I’m almost certainly the only student in the history of the Ashland Public School System to dress up as Harold Bloom for Career Day. I was in fifth grade and my look was carefully curated: a big baggy sweater and a pair of khaki pants, intentionally tousled hair, with a copy of Bloom’s 1994 The Western Canon in hand. A more ridiculous image of my kid self is hard to imagine.
To be clear, I wasn’t really a Bloom fan at the tender age of eleven. My dad had bought The Western Canon, that rare book of literary criticism that became a national bestseller, and I’d excitedly, confusedly read it from start to finish. I didn’t understand much of what Bloom had to say. What was this “School of Resentment” that he so frequently railed against? Who were these “New Historicists” who were “attempting to reduce and scatter Shakespeare”? And what the hell did a sentence like this mean: “But the real me, the me myself, is not only a known realm but the faculty of knowing, something close to the Gnostic capacity to know even as one is known”?

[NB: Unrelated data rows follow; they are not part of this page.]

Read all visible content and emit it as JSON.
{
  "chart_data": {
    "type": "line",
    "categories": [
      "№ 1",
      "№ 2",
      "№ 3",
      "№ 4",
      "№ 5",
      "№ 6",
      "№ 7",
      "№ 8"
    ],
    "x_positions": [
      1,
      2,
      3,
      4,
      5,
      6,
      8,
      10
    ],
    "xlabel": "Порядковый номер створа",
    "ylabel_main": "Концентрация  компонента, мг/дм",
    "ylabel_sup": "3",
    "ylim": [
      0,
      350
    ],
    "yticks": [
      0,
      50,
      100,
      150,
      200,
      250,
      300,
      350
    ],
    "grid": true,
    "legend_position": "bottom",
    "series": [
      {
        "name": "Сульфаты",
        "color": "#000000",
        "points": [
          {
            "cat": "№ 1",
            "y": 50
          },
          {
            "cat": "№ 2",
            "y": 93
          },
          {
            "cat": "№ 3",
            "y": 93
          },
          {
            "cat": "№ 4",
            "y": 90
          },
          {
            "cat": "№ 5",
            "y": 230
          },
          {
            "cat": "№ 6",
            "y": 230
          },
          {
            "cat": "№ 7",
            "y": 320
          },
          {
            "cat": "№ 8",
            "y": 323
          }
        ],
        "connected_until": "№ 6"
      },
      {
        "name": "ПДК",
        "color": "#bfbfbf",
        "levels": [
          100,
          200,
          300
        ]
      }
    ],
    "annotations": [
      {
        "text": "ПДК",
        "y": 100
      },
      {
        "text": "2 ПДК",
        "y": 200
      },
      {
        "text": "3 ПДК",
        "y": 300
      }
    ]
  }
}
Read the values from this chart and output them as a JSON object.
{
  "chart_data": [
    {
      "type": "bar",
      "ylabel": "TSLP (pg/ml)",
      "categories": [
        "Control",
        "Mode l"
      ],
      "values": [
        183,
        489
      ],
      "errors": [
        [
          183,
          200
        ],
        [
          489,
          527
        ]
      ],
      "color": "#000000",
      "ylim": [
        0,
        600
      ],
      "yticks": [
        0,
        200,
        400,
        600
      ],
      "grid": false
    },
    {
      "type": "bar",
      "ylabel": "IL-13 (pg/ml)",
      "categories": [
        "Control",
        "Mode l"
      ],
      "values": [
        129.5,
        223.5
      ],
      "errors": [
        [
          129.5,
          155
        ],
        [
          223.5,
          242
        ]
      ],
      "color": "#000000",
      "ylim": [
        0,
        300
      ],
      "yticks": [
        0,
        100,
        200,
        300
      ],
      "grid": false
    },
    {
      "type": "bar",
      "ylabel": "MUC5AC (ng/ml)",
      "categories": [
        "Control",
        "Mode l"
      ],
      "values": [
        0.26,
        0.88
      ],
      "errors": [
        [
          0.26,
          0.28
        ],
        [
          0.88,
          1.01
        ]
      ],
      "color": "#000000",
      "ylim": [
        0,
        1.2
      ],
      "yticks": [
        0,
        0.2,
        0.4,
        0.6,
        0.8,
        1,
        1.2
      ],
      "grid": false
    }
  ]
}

Yet despite my inability to follow most of Bloom’s arguments, I knew that I wanted to know what he knew, to love all those writers (Dante and Chaucer, Dickinson and Pessoa) that he loved, to feel as passionately about poems and novels and plays as he did. The greatest future I could imagine was one in which I got to read all day long, and Harold Bloom—garrulous, brilliant, pompous, impossibly well-read Harold Bloom—was what I thought a professional reader looked like.
My relationship to Bloom’s work has changed over the years, as have my tastes. (If I had to dress up as a critic now, I’d probably choose Patricia Lockwood.) There’s much that I admire about Bloom: his leaping, associative mind, sensitive to how one poet’s words or soul might rhyme with another’s; his defense of the aesthetic as the primary criterion by which to judge art; above all, his sense that deep reading is “the proper use of one’s own solitude.” I’ve come to find other traits less admirable: some merely annoying (his tendency to repeat himself), some maddening (his sloppy argumentation; his frequently self-pitying stance that imagines the world is out to get him and readers like him). Still, I agree with William Giraldi’s assessment of Bloom’s achievement: “No other American critic since Emerson has done more than Harold Bloom to make literary comment as artful, as creative, as dynamic, as the literature it aims to assess.”